Annotto Bay Health Centre and Hospital.

Acute shortages in the public health-care system are hurting the very people that Government’s no-user-fee policy is meant to protect because the resources are just not enough to guarantee efficient and timely medical attention.

Shortages identified in a 2015 audit of the public-health system included manpower, equipment, medications, wheelchairs, stretchers, gloves, beds, and other essential supplies.

A cursory examination of the Jamaican situation will reveal that a two-tier system of health care exists, in which those with money can access high-quality services in the private sector, while those who depend on the public system have to wait for even basic services.

So is free health care a farce? Not so, said Health Minister Dr Christopher Tufton, as he sat down to talk with The Gleaner about the challenges in health. He continued, “One has to accept that health care is not free. Somebody has to pay for it.”

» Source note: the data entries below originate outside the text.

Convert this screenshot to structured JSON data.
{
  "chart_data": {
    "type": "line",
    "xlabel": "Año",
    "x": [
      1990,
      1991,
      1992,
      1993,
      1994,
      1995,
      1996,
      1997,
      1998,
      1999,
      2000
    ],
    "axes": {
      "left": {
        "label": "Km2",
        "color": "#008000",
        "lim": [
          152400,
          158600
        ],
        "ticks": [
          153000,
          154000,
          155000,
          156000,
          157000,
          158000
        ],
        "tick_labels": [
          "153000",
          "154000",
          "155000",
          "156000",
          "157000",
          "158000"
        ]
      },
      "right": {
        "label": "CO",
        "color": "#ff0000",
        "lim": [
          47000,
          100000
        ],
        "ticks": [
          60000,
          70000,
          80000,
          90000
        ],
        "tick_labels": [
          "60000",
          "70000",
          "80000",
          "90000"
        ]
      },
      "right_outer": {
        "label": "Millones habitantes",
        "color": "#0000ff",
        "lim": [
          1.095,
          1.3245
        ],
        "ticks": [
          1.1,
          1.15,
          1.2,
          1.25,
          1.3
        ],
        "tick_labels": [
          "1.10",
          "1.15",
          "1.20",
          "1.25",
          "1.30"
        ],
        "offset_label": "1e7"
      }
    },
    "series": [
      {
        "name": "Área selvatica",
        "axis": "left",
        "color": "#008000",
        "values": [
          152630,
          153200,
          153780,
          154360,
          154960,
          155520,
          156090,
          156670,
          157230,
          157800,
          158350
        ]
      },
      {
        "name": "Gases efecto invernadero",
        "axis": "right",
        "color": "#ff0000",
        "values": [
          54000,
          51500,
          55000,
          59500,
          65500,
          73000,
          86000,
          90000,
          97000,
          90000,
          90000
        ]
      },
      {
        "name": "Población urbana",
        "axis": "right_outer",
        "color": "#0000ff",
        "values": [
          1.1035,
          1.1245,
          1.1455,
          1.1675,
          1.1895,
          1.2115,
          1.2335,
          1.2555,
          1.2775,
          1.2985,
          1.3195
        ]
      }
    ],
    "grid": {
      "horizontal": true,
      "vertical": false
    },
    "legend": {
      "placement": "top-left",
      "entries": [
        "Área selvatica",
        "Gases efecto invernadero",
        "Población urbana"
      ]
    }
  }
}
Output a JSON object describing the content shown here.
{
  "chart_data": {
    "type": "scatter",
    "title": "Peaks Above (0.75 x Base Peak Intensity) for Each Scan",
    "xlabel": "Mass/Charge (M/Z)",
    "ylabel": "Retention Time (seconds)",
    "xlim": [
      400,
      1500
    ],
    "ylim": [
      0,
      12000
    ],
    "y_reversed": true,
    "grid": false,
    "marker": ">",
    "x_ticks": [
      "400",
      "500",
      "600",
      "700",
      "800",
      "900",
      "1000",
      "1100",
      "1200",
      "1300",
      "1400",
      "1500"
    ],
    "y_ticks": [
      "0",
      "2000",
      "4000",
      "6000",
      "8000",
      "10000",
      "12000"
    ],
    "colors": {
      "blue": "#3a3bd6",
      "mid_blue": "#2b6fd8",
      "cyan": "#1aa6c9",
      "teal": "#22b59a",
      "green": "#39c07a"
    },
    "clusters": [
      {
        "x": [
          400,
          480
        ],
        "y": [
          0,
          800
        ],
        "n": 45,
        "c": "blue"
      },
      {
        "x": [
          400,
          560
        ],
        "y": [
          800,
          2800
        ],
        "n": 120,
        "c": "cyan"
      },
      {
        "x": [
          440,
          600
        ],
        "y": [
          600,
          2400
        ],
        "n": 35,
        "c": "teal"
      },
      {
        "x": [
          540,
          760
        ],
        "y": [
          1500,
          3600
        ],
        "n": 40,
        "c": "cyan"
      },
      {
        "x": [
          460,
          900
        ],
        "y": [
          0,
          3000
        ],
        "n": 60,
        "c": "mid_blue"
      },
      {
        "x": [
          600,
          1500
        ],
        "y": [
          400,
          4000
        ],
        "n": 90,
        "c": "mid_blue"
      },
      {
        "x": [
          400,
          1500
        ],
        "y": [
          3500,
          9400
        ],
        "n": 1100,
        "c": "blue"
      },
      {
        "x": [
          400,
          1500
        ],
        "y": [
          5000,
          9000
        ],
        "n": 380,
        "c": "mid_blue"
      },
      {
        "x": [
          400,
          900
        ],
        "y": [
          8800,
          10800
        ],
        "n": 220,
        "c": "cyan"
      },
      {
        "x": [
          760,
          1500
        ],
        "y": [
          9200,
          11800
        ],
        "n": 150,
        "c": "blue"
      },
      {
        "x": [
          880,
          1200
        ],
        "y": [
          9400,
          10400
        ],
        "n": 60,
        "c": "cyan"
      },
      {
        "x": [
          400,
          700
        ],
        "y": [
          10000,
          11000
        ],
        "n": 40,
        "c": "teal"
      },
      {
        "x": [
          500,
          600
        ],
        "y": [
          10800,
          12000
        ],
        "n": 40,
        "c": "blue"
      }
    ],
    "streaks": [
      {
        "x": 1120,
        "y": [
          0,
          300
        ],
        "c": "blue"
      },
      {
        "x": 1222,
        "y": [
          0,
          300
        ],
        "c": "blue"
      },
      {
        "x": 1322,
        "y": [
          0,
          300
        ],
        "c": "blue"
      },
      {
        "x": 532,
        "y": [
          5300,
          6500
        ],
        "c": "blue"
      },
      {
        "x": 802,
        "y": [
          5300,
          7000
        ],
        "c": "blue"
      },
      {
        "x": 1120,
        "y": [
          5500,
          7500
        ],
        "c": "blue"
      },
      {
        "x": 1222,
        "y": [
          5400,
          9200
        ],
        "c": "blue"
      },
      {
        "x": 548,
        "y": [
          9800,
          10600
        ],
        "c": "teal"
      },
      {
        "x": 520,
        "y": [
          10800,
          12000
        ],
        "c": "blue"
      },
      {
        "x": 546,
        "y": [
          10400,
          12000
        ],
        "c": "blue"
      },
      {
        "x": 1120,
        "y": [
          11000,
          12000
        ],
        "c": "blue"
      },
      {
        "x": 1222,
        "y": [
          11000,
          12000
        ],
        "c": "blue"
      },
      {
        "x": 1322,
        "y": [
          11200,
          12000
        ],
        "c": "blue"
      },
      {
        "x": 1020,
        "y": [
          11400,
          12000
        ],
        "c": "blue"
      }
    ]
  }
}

If that someone is the Government, then 3.3 per cent of the national Budget has proven to be woefully inadequate to provide the levels of service required for free health care. The World Health Organization (WHO) suggests that the budgetary allocation should be at least six per cent.

“You can’t administer ‘no user fee’ or ‘free health care’ and expect all to be well on a 3.3 per cent budget. You are going to have shortages,” reasoned Tufton.

Take the shortage of beds as an example. The minister said a study done a few years ago suggested that there ought to be about 7,000 hospital beds to serve the population. However, there are about 3,500 beds in the public health-care sector.